How to run a session, step by step
- Pick the topic. Use the topic area ("CRISPR ethics for biology class"), not identifying details ("Mrs. Smith's class at Lincoln HS"). Avoid full names, school names, emails, family details, and account info.
- Open the sandbox. Press Start 20-min session in the timer bar. The clock starts and the current phase highlights automatically.
- Phase 1–2 (7 min). Frame your question. Ask your AI of choice for a learning plan — not an answer paragraph. Copy the plan into your own notes.
- Phase 3 (3 min). Set one boundary you want to keep. Examples: "don't choose my opinion," "don't write the conclusion," "don't use sources older than 2020."

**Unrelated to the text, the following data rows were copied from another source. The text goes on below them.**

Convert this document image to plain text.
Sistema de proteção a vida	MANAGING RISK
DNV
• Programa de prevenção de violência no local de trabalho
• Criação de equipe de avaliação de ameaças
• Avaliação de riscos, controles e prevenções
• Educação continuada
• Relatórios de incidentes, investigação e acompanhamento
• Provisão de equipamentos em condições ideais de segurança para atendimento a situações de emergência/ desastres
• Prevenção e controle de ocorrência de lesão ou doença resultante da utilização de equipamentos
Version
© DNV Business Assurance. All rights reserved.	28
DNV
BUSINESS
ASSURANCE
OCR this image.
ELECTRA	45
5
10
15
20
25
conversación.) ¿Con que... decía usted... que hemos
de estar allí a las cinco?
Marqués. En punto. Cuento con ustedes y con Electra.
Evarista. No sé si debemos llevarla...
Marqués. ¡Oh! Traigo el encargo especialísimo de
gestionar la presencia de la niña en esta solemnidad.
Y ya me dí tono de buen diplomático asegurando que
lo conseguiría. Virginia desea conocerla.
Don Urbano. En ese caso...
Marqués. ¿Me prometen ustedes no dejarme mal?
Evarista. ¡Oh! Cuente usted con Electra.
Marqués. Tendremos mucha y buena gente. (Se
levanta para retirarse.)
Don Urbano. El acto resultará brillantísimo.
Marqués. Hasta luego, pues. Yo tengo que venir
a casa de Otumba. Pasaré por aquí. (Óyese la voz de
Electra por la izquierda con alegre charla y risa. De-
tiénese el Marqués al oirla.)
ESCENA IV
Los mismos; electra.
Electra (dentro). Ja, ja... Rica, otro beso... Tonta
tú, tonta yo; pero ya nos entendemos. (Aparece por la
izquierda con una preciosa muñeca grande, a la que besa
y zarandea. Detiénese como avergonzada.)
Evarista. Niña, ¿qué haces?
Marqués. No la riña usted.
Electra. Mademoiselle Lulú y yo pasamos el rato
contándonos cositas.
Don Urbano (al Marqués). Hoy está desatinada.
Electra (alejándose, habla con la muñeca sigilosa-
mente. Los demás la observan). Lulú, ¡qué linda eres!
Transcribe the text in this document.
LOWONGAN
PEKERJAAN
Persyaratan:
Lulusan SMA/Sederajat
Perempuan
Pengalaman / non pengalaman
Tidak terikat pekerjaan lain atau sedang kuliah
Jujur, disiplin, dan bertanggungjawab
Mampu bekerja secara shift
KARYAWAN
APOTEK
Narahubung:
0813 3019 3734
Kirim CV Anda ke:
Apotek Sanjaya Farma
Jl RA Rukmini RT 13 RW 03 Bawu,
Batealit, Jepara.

- Phase 4 (4 min). Pick two sources. Run them through the source checklist on the page. Reject what doesn't survive it.
- Phase 5 (3 min). Ask AI to revise the plan using your boundary and source notes. Notice what it changed.
- Phase 6 (3 min). Answer the four reflection prompts on the page. Copy your answers somewhere you keep notes — the page intentionally discards them when you close the tab.
About privacy — be specific
What the page enforces: if you type an email, phone number, or SSN-style pattern into the research record artifact, the software detects it and replaces the field with [redacted-by-policy]. The page itself never uploads or saves anything you type — closing the tab discards it.
What the page cannot enforce: full names, school names, family details. The software can't reliably catch these. So please don't type them in the first place. Topic area, not identifying context.
What this page deliberately does not do
- No login, no account, no profile.
- No grading, scoring, ranking, or comparison to other students.
- No record of your session is saved by us — ever.
- No "the AI did this for you" final-answer button.
- No marketing, no waitlist, no upsell on this page.
If something feels wrong
Close the tab. That's the safe action — closing discards everything you typed and nothing is left behind. This isn't a product you have to finish; it's a scaffold you can leave at any time without consequences.